First off, my emotions have been heightened lately from people trying to convince me that I don’t play a part in the problems in my life as much as the other person. This hasn’t helped me lately and I’ve found it hard to engage in conversation. I’ve never really liked being surrounded by always agreeable people. I’ve been an emotional mess and I’m sure I can trigger things in other people that will absolutely make things worse. I can still recognize that even with my faults if something isn’t good it doesn’t mean I should stick around. I don’t grow around people that just agree to everything, I like my beliefs or feelings to be challenged, but I really appreciate the ones that just listen. And over this last month my mind and emotions have been in a place I’m unfamiliar with. Sometimes, I have to just talk in circles to someone else long enough to come up with my own solutions, and the ones that are willing to understand that and stick around are blessings. I’ve had a ton of blessings this month.

Today I couldn’t catch my breath, a wave of what felt like depression hit, and even though it wasn’t anywhere near what I felt in the past it was still massively uncomfortable. I just wanted the pill that would stop me from feeling anything, who would I call? Kaiser? the cancer treatment center? a friend?. After a few hours of not being productive I chose to call the cancer center, I was cool and collected and said I don’t want to take the tamoxifen pills they prescribed to reduce my chances of getting cancer again. She asked why and I said, because I’m feeling down and this medication can make me feel worse and I don’t want that. I was convinced that I would feel better going through another round of cancer treatment in the future than going through years of massive side effects like emotional instability, weight gain, bone loss, memory problems, and the list goes on.

As I was talking to the cancer specialist, she stopped me and just went down the feelings we may experience when getting a diagnosis, mine specifically. She said you came in thinking you were getting just a secondary test to make sure there was no problem, then we asked you to come in the next morning for a biopsy, then a week later you were told you had cancer, then a month later you had surgery, all of this without a moment to fully grasp that you had cancer and now being a cancer survivor. So now you have radiation treatment and it’s affecting you physically and emotionally, fatigue has kicked in and all that you normally do to cope you’re unable to anymore. This is when I couldn’t stop crying, this is when I actually acknowledged that yes, I was strong but I was also not allowing myself to be “not ok” and to just say I’m not ok to the people around me.

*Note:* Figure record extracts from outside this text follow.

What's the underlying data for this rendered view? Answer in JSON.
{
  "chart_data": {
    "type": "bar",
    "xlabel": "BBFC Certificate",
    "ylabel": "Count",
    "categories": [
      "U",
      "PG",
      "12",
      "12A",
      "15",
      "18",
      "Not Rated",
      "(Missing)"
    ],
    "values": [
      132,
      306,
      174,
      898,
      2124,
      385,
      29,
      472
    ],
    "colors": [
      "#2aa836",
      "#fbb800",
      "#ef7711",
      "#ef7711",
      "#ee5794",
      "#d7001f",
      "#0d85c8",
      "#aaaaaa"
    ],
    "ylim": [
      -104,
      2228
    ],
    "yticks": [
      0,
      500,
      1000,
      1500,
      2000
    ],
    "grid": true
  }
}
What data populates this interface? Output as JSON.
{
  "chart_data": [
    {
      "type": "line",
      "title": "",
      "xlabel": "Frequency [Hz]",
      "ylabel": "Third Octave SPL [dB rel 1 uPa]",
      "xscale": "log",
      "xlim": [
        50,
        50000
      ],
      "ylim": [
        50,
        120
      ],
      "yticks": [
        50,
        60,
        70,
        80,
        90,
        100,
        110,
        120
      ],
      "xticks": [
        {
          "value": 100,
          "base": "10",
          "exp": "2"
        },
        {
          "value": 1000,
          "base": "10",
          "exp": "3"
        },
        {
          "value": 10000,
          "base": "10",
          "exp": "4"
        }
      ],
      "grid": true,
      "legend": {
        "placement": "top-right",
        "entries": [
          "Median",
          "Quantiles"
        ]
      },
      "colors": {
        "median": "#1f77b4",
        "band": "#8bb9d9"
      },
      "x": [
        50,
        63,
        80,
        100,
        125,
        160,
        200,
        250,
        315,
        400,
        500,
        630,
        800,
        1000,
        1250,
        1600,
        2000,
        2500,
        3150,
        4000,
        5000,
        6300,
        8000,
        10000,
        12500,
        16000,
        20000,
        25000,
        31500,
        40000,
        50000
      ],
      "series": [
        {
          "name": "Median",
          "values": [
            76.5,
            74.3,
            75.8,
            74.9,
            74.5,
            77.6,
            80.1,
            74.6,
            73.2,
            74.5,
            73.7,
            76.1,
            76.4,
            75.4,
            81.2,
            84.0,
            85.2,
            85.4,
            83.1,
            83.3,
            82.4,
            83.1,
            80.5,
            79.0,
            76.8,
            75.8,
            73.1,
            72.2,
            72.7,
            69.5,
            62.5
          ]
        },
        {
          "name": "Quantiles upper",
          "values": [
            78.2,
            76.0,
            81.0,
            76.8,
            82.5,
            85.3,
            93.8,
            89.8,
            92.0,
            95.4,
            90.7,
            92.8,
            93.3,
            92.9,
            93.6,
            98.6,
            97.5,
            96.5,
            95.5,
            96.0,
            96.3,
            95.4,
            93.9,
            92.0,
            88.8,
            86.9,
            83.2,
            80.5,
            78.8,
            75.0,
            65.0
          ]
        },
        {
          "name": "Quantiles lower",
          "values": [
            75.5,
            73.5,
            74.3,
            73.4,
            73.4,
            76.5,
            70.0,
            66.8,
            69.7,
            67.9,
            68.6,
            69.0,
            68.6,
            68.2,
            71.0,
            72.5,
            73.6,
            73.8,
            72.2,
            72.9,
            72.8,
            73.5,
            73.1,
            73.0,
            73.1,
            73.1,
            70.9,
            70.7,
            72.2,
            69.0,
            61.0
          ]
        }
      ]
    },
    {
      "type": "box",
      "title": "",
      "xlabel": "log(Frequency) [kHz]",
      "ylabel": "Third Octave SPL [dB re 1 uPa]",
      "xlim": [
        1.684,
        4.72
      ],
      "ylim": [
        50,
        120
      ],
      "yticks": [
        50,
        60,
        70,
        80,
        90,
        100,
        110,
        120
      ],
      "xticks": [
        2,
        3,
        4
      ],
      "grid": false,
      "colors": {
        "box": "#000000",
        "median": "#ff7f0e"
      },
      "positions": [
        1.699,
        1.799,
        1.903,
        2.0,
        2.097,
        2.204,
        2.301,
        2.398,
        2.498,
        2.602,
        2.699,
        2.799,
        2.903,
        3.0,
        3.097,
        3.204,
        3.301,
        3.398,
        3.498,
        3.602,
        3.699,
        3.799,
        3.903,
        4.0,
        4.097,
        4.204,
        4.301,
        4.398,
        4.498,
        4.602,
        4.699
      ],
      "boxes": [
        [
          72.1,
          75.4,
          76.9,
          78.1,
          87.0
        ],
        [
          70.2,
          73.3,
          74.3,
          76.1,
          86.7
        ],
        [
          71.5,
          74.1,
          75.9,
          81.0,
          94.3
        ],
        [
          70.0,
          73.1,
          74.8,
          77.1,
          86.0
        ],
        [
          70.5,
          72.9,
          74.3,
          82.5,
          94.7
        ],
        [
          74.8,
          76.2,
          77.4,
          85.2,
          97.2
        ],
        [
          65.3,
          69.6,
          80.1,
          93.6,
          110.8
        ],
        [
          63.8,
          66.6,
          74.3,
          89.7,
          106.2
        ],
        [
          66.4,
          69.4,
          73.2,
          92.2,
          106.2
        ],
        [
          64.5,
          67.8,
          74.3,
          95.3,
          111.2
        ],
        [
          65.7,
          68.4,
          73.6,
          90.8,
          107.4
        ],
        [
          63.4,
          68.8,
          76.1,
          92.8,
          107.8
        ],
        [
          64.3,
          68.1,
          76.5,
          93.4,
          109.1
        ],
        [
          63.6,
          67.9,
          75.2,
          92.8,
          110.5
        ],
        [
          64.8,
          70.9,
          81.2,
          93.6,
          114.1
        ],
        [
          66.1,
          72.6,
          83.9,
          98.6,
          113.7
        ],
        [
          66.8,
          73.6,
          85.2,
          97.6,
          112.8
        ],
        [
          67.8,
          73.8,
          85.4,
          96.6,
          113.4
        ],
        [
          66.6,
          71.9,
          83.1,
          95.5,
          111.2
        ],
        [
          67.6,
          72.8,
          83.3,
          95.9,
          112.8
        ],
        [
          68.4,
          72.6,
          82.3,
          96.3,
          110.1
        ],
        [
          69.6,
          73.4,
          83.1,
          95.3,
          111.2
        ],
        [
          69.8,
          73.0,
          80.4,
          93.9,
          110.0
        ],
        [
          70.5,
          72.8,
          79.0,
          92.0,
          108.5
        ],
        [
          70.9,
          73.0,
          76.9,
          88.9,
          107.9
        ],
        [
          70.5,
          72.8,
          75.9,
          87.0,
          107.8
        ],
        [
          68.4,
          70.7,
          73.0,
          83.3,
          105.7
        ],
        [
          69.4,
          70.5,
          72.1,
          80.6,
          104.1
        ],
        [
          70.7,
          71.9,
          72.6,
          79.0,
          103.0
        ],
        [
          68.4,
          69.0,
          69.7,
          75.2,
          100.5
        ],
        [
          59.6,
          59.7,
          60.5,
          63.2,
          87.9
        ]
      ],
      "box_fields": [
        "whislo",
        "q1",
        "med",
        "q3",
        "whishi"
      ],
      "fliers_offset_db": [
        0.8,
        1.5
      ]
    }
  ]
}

As little or as much as I do since this whole thing has started is ok, I’m ok not being ok. What I’ve done or felt was ok, and where I’m at is ok. I give myself the necessary credit that even through all of my emotions I just kept showing up even when I didn’t want to. I’m doing it today and it’s hard, right at this moment writing this is hard. I don’t need to get a bunch of calls to talk because I’m still having a hard time putting things into words that make sense. I love texts that I can respond to with a thank you, which I have received plenty of over the last few months.

Today I really needed to acknowledge that I had cancer and now I have to do the work as a cancer survivor. This means I have to learn to let go of the fear that I could get this again in the future. There is so much more to this diagnoses and journey that I wasn’t expecting but just like all my experiences in life, the lesson is always the same. Stay right here, right now and do the best you can with love and kindness.